Movie data analysis

8 minute read

Intro

I decided to dig into my film-watching habits as a data exploration exercise.

I used to watch a lot of films. And while watching movies is no longer a significant pastime for me, it was fun at the time. Aside from the apparent interest in the films themselves, the extensive pop-culture knowledge I gained acted as some social currency. Back then, I would make the (outrageous) claim that I’d probably watched every film that would ever come up in casual conversation.

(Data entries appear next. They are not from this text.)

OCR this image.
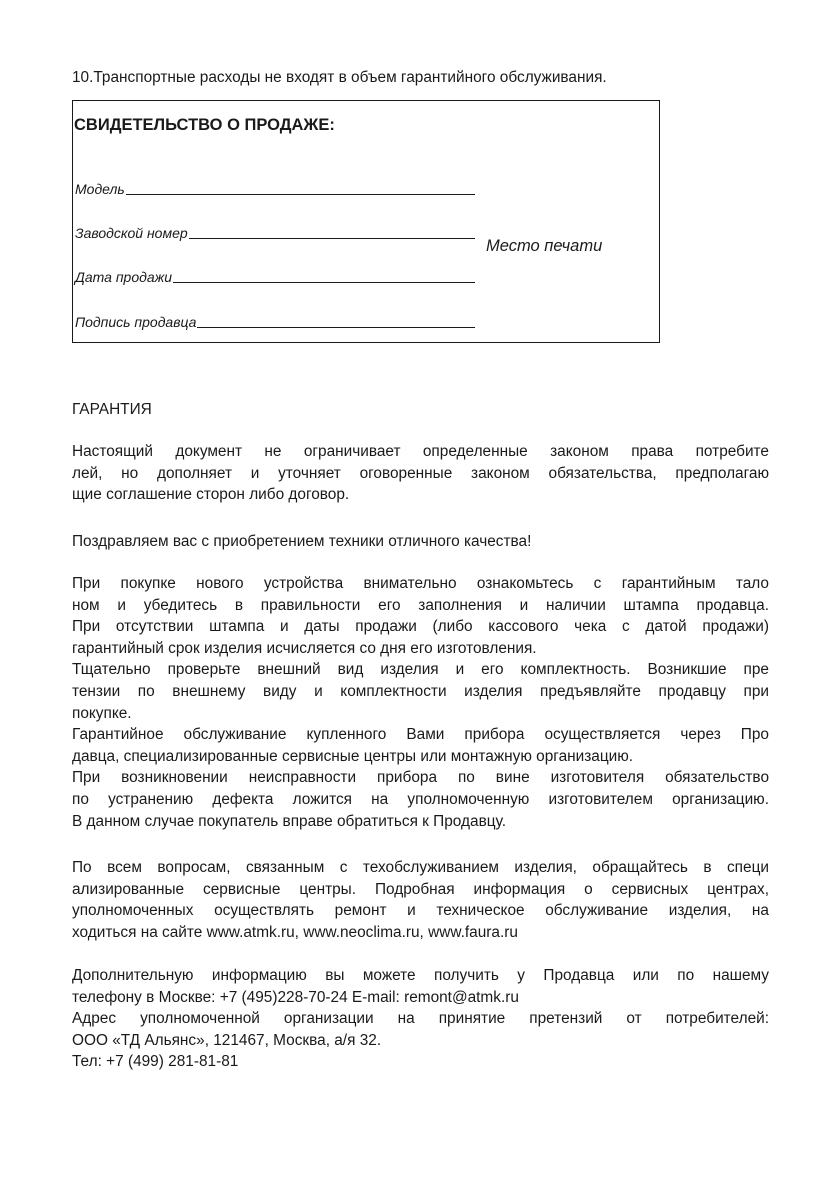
10.Транспортные расходы не входят в объем гарантийного обслуживания.
СВИДЕТЕЛЬСТВО О ПРОДАЖЕ:
Модель
Заводской номер
Дата продажи
Подпись продавца
Место печати
ГАРАНТИЯ
Настоящий документ не ограничивает определенные законом права потребите
лей, но дополняет и уточняет оговоренные законом обязательства, предполагаю
щие соглашение сторон либо договор.
Поздравляем вас с приобретением техники отличного качества!
При покупке нового устройства внимательно ознакомьтесь с гарантийным тало
ном и убедитесь в правильности его заполнения и наличии штампа продавца.
При отсутствии штампа и даты продажи (либо кассового чека с датой продажи)
гарантийный срок изделия исчисляется со дня его изготовления.
Тщательно проверьте внешний вид изделия и его комплектность. Возникшие пре
тензии по внешнему виду и комплектности изделия предъявляйте продавцу при
покупке.
Гарантийное обслуживание купленного Вами прибора осуществляется через Про
давца, специализированные сервисные центры или монтажную организацию.
При возникновении неисправности прибора по вине изготовителя обязательство
по устранению дефекта ложится на уполномоченную изготовителем организацию.
В данном случае покупатель вправе обратиться к Продавцу.
По всем вопросам, связанным с техобслуживанием изделия, обращайтесь в специ
ализированные сервисные центры. Подробная информация о сервисных центрах,
уполномоченных осуществлять ремонт и техническое обслуживание изделия, на
ходиться на сайте www.atmk.ru, www.neoclima.ru, www.faura.ru
Дополнительную информацию вы можете получить у Продавца или по нашему
телефону в Москве: +7 (495)228-70-24 E-mail: remont@atmk.ru
Адрес уполномоченной организации на принятие претензий от потребителей:
ООО «ТД Альянс», 121467, Москва, а/я 32.
Тел: +7 (499) 281-81-81
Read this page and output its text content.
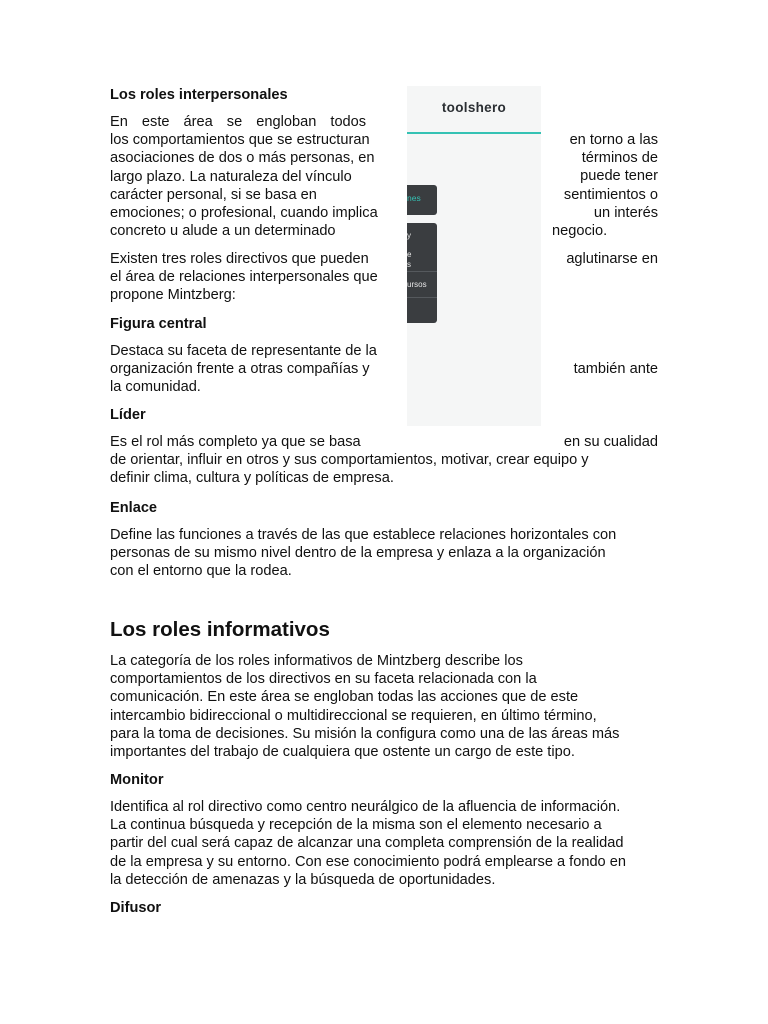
Los roles interpersonales
En este área se engloban todos
los comportamientos que se estructuran
asociaciones de dos o más personas, en
largo plazo. La naturaleza del vínculo
carácter personal, si se basa en
emociones; o profesional, cuando implica
concreto u alude a un determinado
en torno a las
términos de
puede tener
sentimientos o
un interés
negocio.
Existen tres roles directivos que pueden
el área de relaciones interpersonales que
propone Mintzberg:
aglutinarse en
Figura central
Destaca su faceta de representante de la
organización frente a otras compañías y
la comunidad.
también ante
Líder
Es el rol más completo ya que se basa	en su cualidad
de orientar, influir en otros y sus comportamientos, motivar, crear equipo y
definir clima, cultura y políticas de empresa.
Enlace
Define las funciones a través de las que establece relaciones horizontales con
personas de su mismo nivel dentro de la empresa y enlaza a la organización
con el entorno que la rodea.
Los roles informativos
La categoría de los roles informativos de Mintzberg describe los
comportamientos de los directivos en su faceta relacionada con la
comunicación. En este área se engloban todas las acciones que de este
intercambio bidireccional o multidireccional se requieren, en último término,
para la toma de decisiones. Su misión la configura como una de las áreas más
importantes del trabajo de cualquiera que ostente un cargo de este tipo.
Monitor
Identifica al rol directivo como centro neurálgico de la afluencia de información.
La continua búsqueda y recepción de la misma son el elemento necesario a
partir del cual será capaz de alcanzar una completa comprensión de la realidad
de la empresa y su entorno. Con ese conocimiento podrá emplearse a fondo en
la detección de amenazas y la búsqueda de oportunidades.
Difusor
toolshero
nes
y
e
s
ursos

After each film I watched, I would immediately then give it a rating out of 10 on IMDb. I didn’t think I was a critic - this was just the best way to get recommendations for even more films in the pre-Netflix era. A pleasant side effect of this ritual is that I now have a record of every movie I ever watched in that time, along with when I watched it, what I thought of it and other metadata. With the help of IMDb’s data export feature, I now have my hands on my own little cinematic time capsule ! This blog post aims to take a look at that data in pursuit of insights.

Some of the questions I want to answer

What were my viewing habits?
Did I have interesting or unusual tastes, or was I poser?
How do my ratings compare to other IMDB users?

Housekeeping notes

I’ve written this post as a Jupyter notebook, with inline code snippets, and exported as markdown (you can see the original notebook here).
If you’re not familiar with Jupyter, it’s a notebook environment that enables literate programming.
I will keep my dataset private (see here for why !), but you can grab your own dataset here.
I’ll be using the terms ‘movies’ and ‘films’ interchangably throughout. I’m sure there’s some technical distinction, but generally I think the former is an Americanism.
I’ll be making use of the two canonical Python libraries: pandas (for data analysis) and seaborn (for visualisation).

Setup

First, some (non-interesting) initial setup

# Imports
import pandas as pd
import seaborn as sns

# Configuration
pd.options.display.float_format = '{:.1f}'.format
pd.options.mode.chained_assignment = None  # default='warn'
sns.set(rc={'figure.figsize':(16,12)})

# Let's read in the data
INPUT_FILE_ENCODING = "ISO-8859-1"
input_data_path = "imdb_ratings.csv"
imdb_data = pd.read_csv(input_data_path, encoding=INPUT_FILE_ENCODING)
# ... and preview it
imdb_data.head(1)

	Const	Your Rating	Date Rated	Title	URL	Title Type	IMDb Rating	Runtime (mins)	Year	Genres	Num Votes	Release Date	Directors
0	tt0100053	1	2013-01-18	Loose Cannons	https://www.imdb.com/title/tt0100053/	movie	4.9	94.0	1990	Action, Comedy, Crime, Thriller	4394.0	1990-02-09	Bob Clark

# Let's perform some minor cleanup of the data
# ... filtering out the non-movie entries (TV shows, video games, etc.)
movies = imdb_data[imdb_data['Title Type'] == 'movie']
# ... and formatting the date field
movies['Date Rated'] = pd.to_datetime(movies['Date Rated'])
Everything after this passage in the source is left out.